Gallart-Palau Xavier, Serra Aida, Sze Siu Kwan
School of Biological Sciences, Nanyang Technological University, 60 Nanyang Drive, Singapore, 637551, Singapore.
University Hospital Institut Pere Mata, Reus, Tarragona, Spain.
BMC Biol. 2020 Nov 24;18(1):175. doi: 10.1186/s12915-020-00914-0.
Inflammation affecting whole organism vascular networks plays a central role in the progression and establishment of several human diseases, including Gram-negative sepsis. Although the molecular mechanisms that control inflammation of specific vascular beds have been partially defined, knowledge lacks on the impact of these on the molecular dynamics of whole organism vascular beds. In this study, we have generated an in vivo model by coupling administration of lipopolysaccharide with stable isotope labeling in mammals to mimic vascular beds inflammation in Gram-negative sepsis and to evaluate its effects on the proteome molecular dynamics. Proteome molecular dynamics of individual vascular layers (glycocalyx (GC), endothelial cells (EC), and smooth muscle cells (SMC)) were then evaluated by coupling differential systemic decellularization in vivo with unbiased systems biology proteomics.
Our data confirmed the presence of sepsis-induced disruption of the glycocalyx, and we show for the first time the downregulation of essential molecular maintenance processes in endothelial cells affecting this apical vascular coating. Similarly, a novel catabolic phenotype was identified in the newly synthesized EC proteomes that involved the impairment of protein synthesis, which affected multiple cellular mechanisms, including oxidative stress, the immune system, and exacerbated EC-specific protein turnover. In addition, several endogenous molecular protective mechanisms involving the synthesis of novel antithrombotic and anti-inflammatory proteins were also identified as active in EC. The molecular dynamics of smooth muscle cells in whole organism vascular beds revealed similar patterns of impairment as those identified in EC, although this was observed to a lesser extent. Furthermore, the dynamics of protein posttranslational modifications showed disease-specific phosphorylation sites in the EC proteomes.
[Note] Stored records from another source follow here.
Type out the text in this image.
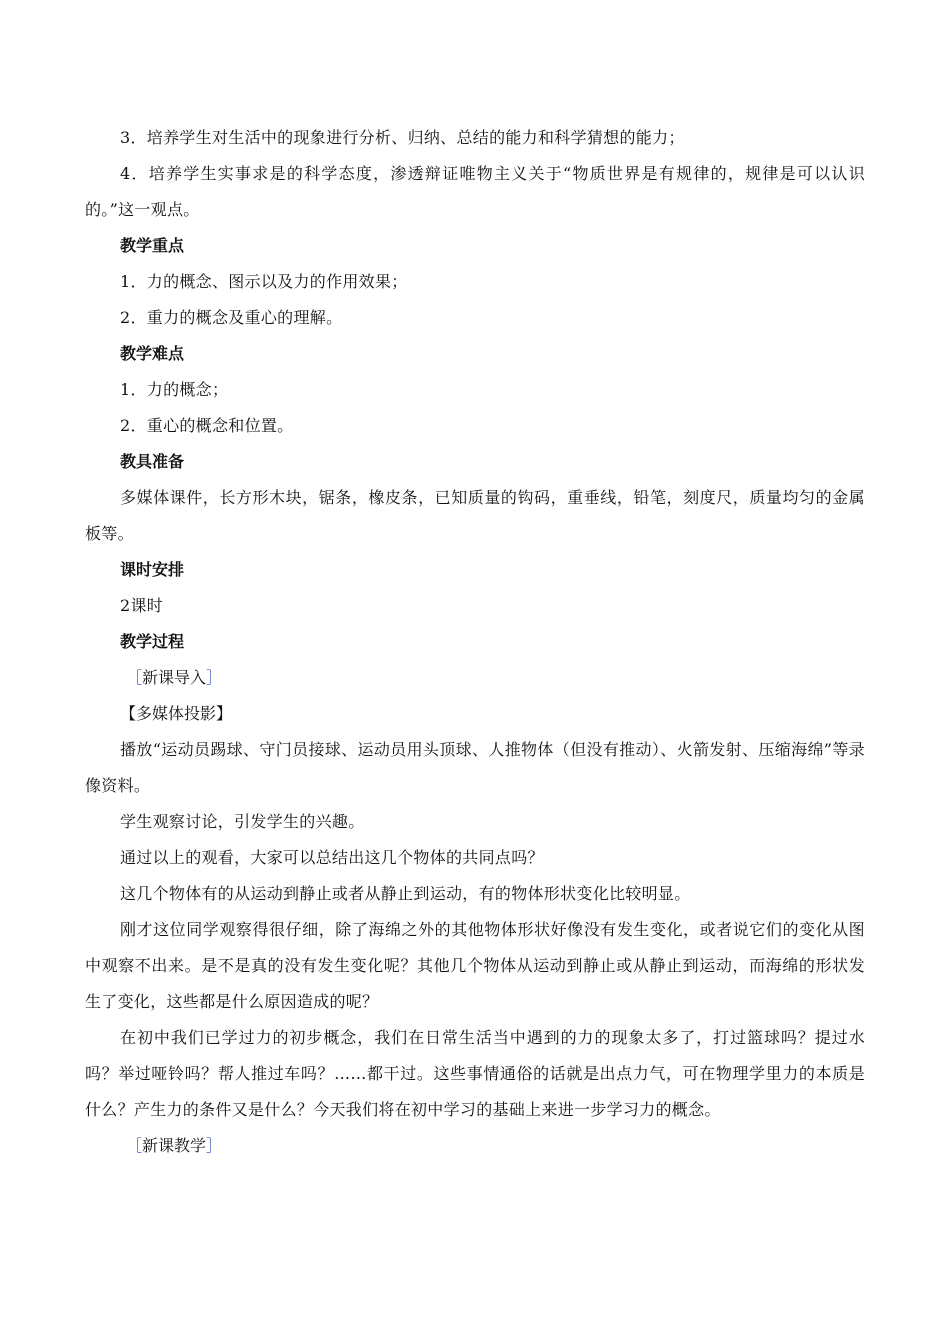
3．培养学生对生活中的现象进行分析、归纳、总结的能力和科学猜想的能力；

4．培养学生实事求是的科学态度，渗透辩证唯物主义关于“物质世界是有规律的，规律是可以认识的。”这一观点。

教学重点

1．力的概念、图示以及力的作用效果；

2．重力的概念及重心的理解。

教学难点

1．力的概念；

2．重心的概念和位置。

教具准备

多媒体课件，长方形木块，锯条，橡皮条，已知质量的钩码，重垂线，铅笔，刻度尺，质量均匀的金属板等。

课时安排

2课时

教学过程
［新课导入］
【多媒体投影】

播放“运动员踢球、守门员接球、运动员用头顶球、人推物体（但没有推动）、火箭发射、压缩海绵”等录像资料。

学生观察讨论，引发学生的兴趣。

通过以上的观看，大家可以总结出这几个物体的共同点吗？

这几个物体有的从运动到静止或者从静止到运动，有的物体形状变化比较明显。

刚才这位同学观察得很仔细，除了海绵之外的其他物体形状好像没有发生变化，或者说它们的变化从图中观察不出来。是不是真的没有发生变化呢？其他几个物体从运动到静止或从静止到运动，而海绵的形状发生了变化，这些都是什么原因造成的呢？

在初中我们已学过力的初步概念，我们在日常生活当中遇到的力的现象太多了，打过篮球吗？提过水吗？举过哑铃吗？帮人推过车吗？……都干过。这些事情通俗的话就是出点力气，可在物理学里力的本质是什么？产生力的条件又是什么？今天我们将在初中学习的基础上来进一步学习力的概念。

［新课教学］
Together, the novel findings reported here provide a broader picture of the molecular dynamics that take place in whole organism vascular beds in Gram-negative sepsis inflammation. Similarly, the obtained data can pave the way for future therapeutic strategies aimed at intervening in specific protein synthesis mechanisms of the vascular unit during acute inflammatory processes.
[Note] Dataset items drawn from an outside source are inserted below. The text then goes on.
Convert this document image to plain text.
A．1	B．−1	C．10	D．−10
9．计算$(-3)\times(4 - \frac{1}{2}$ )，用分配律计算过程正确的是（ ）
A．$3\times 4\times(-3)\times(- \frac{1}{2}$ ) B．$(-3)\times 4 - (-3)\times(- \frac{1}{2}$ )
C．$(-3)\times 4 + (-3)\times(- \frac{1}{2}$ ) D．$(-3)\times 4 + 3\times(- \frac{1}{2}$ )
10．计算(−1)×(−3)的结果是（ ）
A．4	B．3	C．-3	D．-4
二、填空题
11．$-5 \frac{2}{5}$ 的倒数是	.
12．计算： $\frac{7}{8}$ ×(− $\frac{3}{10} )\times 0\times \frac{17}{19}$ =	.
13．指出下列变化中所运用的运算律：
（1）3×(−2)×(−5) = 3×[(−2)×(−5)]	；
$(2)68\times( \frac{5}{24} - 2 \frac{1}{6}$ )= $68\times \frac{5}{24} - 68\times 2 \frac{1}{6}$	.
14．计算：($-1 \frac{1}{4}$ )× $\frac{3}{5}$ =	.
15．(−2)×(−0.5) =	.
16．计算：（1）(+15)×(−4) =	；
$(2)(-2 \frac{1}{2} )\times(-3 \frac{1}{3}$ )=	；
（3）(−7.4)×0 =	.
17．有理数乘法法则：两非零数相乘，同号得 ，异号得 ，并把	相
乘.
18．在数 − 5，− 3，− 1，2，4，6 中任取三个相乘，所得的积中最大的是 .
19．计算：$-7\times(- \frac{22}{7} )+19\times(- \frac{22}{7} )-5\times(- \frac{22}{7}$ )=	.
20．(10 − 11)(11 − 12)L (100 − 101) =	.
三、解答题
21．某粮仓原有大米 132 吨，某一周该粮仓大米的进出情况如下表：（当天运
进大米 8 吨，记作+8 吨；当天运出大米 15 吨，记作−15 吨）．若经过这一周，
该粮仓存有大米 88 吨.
影响整个机体血管网络的炎症在包括革兰氏阴性菌败血症在内的多种人类疾病的进展和发生过程中起着核心作用。尽管控制特定血管床炎症的分子机制已得到部分阐明,但对于这些机制对整个机体血管床分子动力学的影响仍缺乏了解。在本研究中,我们通过将脂多糖给药与哺乳动物体内稳定同位素标记相结合,建立了一种体内模型,以模拟革兰氏阴性菌败血症中的血管床炎症,并评估其对蛋白质组分子动力学的影响。然后,通过将体内差异系统性去细胞化与无偏系统生物学蛋白质组学相结合,评估各个血管层(糖萼(GC)、内皮细胞(EC)和平滑肌细胞(SMC))的蛋白质组分子动力学。
我们的数据证实了败血症诱导的糖萼破坏的存在,并且首次表明影响这种顶端血管涂层的内皮细胞中基本分子维持过程的下调。同样,在新合成的内皮细胞蛋白质组中发现了一种新的分解代谢表型,其涉及蛋白质合成受损,这影响了多种细胞机制,包括氧化应激、免疫系统,并加剧了内皮细胞特异性蛋白质周转。此外,还发现几种涉及新的抗血栓和抗炎蛋白合成的内源性分子保护机制在内皮细胞中具有活性。整个机体血管床中平滑肌细胞的分子动力学显示出与内皮细胞中类似的损伤模式,尽管程度较轻。此外,蛋白质翻译后修饰的动力学在内皮细胞蛋白质组中显示出疾病特异性的磷酸化位点。
总之,此处报道的新发现为革兰氏阴性菌败血症炎症中整个机体血管床发生的分子动力学提供了更广泛的图景。同样,所获得的数据可为未来旨在干预急性炎症过程中血管单元特定蛋白质合成机制的治疗策略铺平道路。